International Olympic Committee (IOC) president Thomas Bach AFP
IOC president Thomas Bach said the IOC Executive Board had recommended to international federations and international sports event organisers that "athletes with a Russian or a Belarusian passport must compete only as Individual Neutral Athletes".
German Sports Minister Nancy Faeser reacted immediately, calling the recommendation a "slap in the face" for Ukrainian athletes, who she said "deserve the solidarity of international sport".
"International sport must condemn Russia's brutal war of aggression in no uncertain terms. This can only be done with the complete exclusion of Russian and Belarusian athletes."
Among other IOC recommendations -- which Bach said were agreed unanimously, the IOC said "teams of athletes with a Russian or Belarusian passport cannot be considered".
Also missing out will be "athletes who actively support the war" as well as "athletes who are contracted to the Russian or Belarusian military or national security agencies".
Bach reiterated that the sanctions against "those responsible for the war, the Russian and Belarusian states and governments", must remain in place, having first been introduced after Russian President Vladimir Putin ordered the invasion of Ukraine in February 2022.
That means that Russia and Belarus are unable to organise an international sports events on their territory.
Additionally, "no flag, anthem, colours or any other identifications whatsoever of these countries displayed at any sports event or meeting, including the entire venue" and "no Russian and Belarusian government or state official can be invited to or accredited for any international sports event or meeting".
Bach, speaking after the executive board meeting in Lausanne, said a decision on athletes from Russia and Belarus taking part in Paris 2024 and the 2026 Winter Olympics, however, would be taken "at the appropriate time".
"The IOC will take this decision at the appropriate time, at its full discretion, and without being bound by the results of previous Olympic qualification competitions," Bach said.
"We want to monitor the implementation of these recommendations as long as possible... to be enabled to take an informed decision."
The board, he said, "did not consider it appropriate to give a timeline... no one knows what's happening tomorrow or in nine months".
Bach added that the "participation of athletes with a Russian or Belarusian passport at the Olympic Games Paris 2024 was not considered either in the consultations or in its deliberations today".
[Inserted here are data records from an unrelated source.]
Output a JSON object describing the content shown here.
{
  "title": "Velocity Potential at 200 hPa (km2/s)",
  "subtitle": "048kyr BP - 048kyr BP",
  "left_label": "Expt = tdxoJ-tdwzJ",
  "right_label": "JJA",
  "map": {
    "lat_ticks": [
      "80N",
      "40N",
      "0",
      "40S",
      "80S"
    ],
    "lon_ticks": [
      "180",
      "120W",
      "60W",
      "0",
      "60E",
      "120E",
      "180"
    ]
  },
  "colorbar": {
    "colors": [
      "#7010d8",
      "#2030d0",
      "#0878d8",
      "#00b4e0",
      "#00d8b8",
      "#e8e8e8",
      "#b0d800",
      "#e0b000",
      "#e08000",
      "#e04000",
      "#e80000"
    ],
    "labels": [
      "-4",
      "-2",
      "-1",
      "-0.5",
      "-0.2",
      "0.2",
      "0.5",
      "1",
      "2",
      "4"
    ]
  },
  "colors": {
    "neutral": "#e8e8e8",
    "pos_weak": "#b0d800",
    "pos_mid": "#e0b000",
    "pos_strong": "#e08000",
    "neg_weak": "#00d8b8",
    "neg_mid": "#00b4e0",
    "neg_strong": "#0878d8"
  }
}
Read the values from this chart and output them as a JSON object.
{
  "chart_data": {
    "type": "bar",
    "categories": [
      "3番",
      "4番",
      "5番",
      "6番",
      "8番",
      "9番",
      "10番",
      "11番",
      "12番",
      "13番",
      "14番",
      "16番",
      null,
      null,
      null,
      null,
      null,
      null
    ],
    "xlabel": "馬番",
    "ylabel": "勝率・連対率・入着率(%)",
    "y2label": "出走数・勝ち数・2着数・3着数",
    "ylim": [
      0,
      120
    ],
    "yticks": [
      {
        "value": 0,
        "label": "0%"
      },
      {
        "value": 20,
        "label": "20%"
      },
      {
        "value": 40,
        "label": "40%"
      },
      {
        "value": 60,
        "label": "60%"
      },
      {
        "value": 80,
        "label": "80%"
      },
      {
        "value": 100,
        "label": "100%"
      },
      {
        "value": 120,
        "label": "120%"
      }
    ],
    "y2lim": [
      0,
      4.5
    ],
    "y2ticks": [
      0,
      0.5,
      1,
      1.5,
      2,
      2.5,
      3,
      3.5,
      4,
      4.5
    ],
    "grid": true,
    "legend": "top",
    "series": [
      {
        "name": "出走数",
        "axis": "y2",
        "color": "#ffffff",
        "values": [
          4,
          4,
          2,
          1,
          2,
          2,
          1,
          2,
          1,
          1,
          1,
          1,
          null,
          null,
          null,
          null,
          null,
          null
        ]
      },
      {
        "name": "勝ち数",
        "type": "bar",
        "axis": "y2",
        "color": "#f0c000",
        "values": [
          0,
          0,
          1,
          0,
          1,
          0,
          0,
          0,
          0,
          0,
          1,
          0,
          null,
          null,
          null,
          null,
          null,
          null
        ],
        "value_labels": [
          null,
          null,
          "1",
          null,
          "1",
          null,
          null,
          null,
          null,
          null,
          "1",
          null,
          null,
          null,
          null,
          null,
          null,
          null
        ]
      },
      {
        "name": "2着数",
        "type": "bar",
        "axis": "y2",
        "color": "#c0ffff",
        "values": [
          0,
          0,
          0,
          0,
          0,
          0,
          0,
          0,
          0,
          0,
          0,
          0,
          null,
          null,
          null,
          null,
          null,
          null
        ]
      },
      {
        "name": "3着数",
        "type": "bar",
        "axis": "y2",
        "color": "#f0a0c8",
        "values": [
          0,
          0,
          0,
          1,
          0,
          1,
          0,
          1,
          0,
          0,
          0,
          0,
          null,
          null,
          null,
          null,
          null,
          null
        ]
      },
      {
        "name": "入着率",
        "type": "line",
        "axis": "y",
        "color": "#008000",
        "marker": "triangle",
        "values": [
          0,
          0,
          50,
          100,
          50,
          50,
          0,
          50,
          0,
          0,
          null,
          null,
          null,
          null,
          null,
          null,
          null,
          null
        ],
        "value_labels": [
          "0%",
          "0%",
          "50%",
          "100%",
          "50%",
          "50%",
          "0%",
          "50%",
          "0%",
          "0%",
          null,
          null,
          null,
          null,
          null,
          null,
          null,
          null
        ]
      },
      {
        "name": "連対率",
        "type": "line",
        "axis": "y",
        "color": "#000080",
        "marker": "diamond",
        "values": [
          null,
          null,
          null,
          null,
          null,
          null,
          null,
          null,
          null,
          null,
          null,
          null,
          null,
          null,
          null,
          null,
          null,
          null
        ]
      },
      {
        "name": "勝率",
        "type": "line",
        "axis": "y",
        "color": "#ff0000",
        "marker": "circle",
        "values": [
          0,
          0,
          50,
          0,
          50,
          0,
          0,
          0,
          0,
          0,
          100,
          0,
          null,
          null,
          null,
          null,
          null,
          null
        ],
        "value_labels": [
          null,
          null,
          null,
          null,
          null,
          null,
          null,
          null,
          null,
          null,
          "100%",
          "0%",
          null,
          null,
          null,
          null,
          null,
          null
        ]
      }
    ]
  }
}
"The IOC expressly reserves the right to decide about their participation at the appropriate time, even if they would be considered to have qualified according to the qualification criteria set by their respective International Federations (IFs).
"The IOC will closely monitor the full implementation of these recommendations by all parties concerned.
"The results of this monitoring procedure will be an important factor in the decision by the IOC concerning the participation of athletes with a Russian or Belarusian passport in the Olympic Games Paris 2024 and the Olympic Winter Games Milano Cortina 2026."
More than 300 active and former fencers had earlier called on Bach, who won Olympic fencing team gold in 1976, to uphold the ban on Russian and Belarusian athletes.
The FIE, the world fencing body, ruled this month to allow Russian and Belarusian fencers to return to international competition, becoming the first Olympic sport to reopen its events to athletes from the two countries.
In a hard-hitting letter, the fencers accused Bach and the interim president of their federation, Emmanuel Katsiadakis, of prioritising Russians ahead of Ukrainians and dismissed the notion of neutrality, saying "athletes were and will be instrumentalised for Putin's propaganda".